You've got to decide whose return you want to measure - the investor or the entrepreneurs'.

Look at the most profitable YC startups (Weebly, Wufoo (others?)) and one took no further money, one took angel. I can only think of two of the ones who raised big money which are making revenues of the same order that I believe Wufoo is generating and certainly their profits are a fraction thereof.

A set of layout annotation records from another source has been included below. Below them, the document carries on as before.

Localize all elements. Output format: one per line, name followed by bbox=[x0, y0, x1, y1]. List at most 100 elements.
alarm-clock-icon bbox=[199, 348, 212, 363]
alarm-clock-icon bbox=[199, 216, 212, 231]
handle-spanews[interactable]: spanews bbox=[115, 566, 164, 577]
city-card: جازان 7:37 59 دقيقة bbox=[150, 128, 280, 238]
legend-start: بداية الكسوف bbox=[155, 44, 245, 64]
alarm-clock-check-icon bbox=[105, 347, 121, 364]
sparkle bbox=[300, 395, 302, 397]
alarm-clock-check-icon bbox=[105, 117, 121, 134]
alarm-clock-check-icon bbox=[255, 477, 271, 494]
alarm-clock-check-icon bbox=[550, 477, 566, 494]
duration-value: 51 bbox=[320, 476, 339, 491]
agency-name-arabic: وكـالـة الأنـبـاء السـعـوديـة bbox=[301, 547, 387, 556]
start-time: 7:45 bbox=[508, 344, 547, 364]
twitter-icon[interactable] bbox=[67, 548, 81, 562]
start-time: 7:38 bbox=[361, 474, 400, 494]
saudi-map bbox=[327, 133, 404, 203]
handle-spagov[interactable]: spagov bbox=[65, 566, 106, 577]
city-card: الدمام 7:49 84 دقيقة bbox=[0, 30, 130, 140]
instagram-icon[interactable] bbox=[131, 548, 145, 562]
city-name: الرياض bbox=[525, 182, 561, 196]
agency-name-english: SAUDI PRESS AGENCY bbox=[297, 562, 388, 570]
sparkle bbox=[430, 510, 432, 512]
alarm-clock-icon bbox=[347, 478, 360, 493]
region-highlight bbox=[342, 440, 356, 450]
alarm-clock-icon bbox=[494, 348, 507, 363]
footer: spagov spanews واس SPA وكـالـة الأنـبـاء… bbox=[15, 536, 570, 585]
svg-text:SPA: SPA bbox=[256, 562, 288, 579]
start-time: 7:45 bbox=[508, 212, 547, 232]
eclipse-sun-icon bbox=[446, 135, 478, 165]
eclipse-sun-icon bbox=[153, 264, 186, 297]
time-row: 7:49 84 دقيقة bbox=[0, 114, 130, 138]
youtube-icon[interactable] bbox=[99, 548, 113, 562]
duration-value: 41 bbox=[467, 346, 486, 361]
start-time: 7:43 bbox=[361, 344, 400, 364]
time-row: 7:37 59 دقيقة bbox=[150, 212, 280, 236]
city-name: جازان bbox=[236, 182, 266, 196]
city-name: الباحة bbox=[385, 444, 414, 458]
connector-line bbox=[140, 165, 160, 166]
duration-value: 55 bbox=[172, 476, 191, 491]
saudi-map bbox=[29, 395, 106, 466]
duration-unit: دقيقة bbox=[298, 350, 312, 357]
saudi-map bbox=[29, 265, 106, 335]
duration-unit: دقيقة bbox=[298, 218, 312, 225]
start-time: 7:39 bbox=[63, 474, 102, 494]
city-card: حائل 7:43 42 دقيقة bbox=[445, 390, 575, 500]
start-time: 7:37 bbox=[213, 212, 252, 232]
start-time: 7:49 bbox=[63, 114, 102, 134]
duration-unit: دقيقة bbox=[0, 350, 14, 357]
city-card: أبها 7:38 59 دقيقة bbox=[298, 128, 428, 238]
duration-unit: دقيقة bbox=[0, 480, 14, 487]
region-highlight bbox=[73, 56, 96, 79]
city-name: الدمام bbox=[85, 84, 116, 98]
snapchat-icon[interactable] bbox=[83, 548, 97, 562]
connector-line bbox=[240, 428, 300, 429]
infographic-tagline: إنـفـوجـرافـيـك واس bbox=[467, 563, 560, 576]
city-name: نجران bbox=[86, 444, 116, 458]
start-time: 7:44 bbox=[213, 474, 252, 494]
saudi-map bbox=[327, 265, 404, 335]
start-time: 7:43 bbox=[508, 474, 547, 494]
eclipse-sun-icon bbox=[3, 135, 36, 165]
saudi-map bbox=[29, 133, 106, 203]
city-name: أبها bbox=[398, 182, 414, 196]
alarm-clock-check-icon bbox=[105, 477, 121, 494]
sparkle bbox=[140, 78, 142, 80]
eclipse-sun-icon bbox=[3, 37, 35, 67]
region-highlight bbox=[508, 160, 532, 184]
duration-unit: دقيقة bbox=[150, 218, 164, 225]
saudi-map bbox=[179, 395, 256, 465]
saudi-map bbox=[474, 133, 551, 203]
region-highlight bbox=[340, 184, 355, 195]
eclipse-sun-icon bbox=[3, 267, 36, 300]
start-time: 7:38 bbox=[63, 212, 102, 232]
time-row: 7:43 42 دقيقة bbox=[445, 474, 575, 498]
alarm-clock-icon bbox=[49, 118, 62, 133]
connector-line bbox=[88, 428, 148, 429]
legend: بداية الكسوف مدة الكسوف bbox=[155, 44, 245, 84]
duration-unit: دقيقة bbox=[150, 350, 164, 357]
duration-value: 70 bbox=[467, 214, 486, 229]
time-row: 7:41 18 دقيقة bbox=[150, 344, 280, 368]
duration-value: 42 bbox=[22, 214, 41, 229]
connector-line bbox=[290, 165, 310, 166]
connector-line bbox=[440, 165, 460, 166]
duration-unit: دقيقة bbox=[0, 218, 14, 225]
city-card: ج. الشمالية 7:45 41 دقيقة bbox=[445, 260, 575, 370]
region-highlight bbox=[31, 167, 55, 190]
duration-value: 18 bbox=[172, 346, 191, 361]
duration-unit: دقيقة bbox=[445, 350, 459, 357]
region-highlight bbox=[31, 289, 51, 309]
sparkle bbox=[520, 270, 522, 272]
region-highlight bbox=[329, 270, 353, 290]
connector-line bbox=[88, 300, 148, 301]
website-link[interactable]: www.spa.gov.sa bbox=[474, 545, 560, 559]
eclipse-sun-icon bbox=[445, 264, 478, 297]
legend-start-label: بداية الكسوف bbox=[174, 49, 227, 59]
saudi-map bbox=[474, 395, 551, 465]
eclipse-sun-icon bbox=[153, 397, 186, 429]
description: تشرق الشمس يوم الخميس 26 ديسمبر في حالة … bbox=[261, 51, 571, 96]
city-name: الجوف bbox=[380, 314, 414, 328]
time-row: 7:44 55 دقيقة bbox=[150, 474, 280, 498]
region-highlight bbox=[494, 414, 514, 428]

Startups in the Valley are well optimised for Venture Capital but that's not the same thing as optimising for revenue or profitability.

Yaw, that's totally true. This is from the TechStars blog-- the only metric they ultimately care about is return on investment. So this is a big win for them. A huge exit/IPO just about NEVER fails to have a Series A. Given MY tolerance for risk, I'm probably prefer to own Weebly or Wufoo before most other YC companies... But I think it's unlikely that they'll be a HUGE win for YC (9-figure exit, that is).

Entrepreneurs generally (maybe just sometimes?) get into the startup world in the hope that they'll see a multi-million dollar exit (to compensate for the risk and the lack of salary for a chunk of time). For people motivated that way, the Series A is a big deal. Wade through data of $5m+ exits and I think we'd find that the non-funded startup is pretty scarce. Wad through the $20m+ exists and I think they'd be functionally non-existent.

Weebly took $650k according to CrunchBase, so they'd fall into the 6 out of 10 TechStars group, FWIW.